1. Satellite attitude control device by exchange of angular momentum, comprising a cluster (40) of several angular moment generation members including at least one gyroscopic actuator (10) having a router (12) rotating on an axis (16) carried by a universal joint (14) orientable on the satellite platform by a stepping motor (22) around at least one axis (18) orthogonal to the axis (16) of rotation of the router (12) and having a system for controlling the attitude of the platform and orbit in an absolute reference frame, provided with sensors (48) for orienting the platform, characterized in that: the control system attitude and orbit comprises a computer (26) provided for developing a digital setpoint (58) for orienting the gimbal (14) of said gyroscopic actuator (10) from the difference (44) between a setpoint attitude (28) of the platform and of the current attitude (30) and the said actuator (10) or the computer (26) is provided with means (60) for converting the digital setpoint (58) for orientation into analog values of currents (64) applied to the different phases of the stepping motor (22), with a resolution such that the motor (22) can be brought and maintained in intermediate orientations between those which correspond to the mutual alignment of the poles of the stator (23) and the rotor (24).

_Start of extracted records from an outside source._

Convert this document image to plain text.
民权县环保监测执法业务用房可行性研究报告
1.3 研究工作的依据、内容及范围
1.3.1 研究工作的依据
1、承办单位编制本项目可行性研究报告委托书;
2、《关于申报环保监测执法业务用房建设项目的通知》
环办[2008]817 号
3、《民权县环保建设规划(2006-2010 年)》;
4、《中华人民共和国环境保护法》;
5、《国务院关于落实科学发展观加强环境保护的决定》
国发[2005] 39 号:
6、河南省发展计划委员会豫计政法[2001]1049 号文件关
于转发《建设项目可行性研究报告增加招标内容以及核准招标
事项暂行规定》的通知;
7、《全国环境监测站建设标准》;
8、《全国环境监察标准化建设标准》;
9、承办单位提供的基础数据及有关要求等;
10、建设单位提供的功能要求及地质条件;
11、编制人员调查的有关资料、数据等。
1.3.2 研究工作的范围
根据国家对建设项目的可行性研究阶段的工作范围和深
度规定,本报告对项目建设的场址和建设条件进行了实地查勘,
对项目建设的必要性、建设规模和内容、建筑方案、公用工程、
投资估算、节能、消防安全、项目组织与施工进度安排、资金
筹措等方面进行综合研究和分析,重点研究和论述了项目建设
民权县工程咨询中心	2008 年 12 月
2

2. Device according to claim 1, characterized in that, in the case of a two-phase motor (22), the holding currents Iχ and I ₂ supplied to the two phases are

= I ₀ .sin (p.θ) where I ₀ is a motor setpoint current, p the number of motor poles (22) and θ the position setpoint from the computer (26, 41) of the control system attitude and orbit.

3. Device according to claim 2, characterized in that the currents

Il and I ₂ are generated by linear amplifiers (60) with gain controlled by analog values provided by converting values provided by at least one ROM (62) cosine and sine table.

4. Device according to claim 1, 2 or 3, characterized in that the cluster comprises only gyroscopic actuators (10).